From the study, it was found that the inflation has been driven mostly by price increase of primary goods. It was observed that all of the commodities that the inflation in India was highly variable during the study period from the analysis of WPI. Especially, Primary Non Food Article fluctuated highly followed by Fuel and Power and Manufactured Food Product. In the year 2010-11 except Manufactured Food Product all other major group prices increased which pulled the headline inflation to double digit. With the help of weighted contribution method it was found that food prices are the major drivers of high inflation in India. High population growth in absolute term has increased the demand for variety of food article in India putting more pressure on food, feed supply and depleted stocks. This has caused the food prices to rise.
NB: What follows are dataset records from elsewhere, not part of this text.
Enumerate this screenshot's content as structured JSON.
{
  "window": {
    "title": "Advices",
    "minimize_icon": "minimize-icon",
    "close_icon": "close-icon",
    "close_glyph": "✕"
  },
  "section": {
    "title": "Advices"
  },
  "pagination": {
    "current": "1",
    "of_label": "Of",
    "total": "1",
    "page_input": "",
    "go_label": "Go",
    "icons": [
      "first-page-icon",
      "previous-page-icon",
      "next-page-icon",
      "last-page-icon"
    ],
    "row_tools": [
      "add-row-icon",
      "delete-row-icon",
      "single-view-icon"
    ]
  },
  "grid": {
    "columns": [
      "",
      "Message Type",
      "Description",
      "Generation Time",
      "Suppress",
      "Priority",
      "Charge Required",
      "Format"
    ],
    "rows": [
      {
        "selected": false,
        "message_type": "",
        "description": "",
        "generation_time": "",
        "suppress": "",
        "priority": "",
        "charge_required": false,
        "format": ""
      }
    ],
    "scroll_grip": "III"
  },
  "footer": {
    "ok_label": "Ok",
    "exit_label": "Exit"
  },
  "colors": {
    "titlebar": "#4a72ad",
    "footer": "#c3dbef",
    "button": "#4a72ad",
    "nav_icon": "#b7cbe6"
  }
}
Growth of per-capita income has increased the intake level of nutrition and food in India. Due to this demand for food increased followed by high food inflation in India.

Despite declines in the monthly Per Capita Consumer Expenditure, the absolute expenditures on food had increased. The increase in absolute food expenditure indicates a higher demand food in both urban and rural areas. During the study period the stock maintained by Public Distribution System (PDS) fluctuated highly putting more pressure on the price of food. The major problem faced by Indian economy that related to food inflation is becoming difficult to control it because rise in price is felt on the entire food product. The poor and the vulnerable sections of people spend almost entire income on food and they are affected more by food inflation rather than rich people. This will reduce the protein intake and increase the poverty leading to slow economic growth. Supply of food is not copping up with growing demand. Even if there is good harvest the problem that arises is where to store safely. Ensuring good harvest, RBI effective monetary policy to reduce demand at reasonable level and measures taken by government of India to increase the supply may reduce food inflation. Government of India and RBI should develop a mechanism to detect early signal of food inflation and can control it before getting generalised.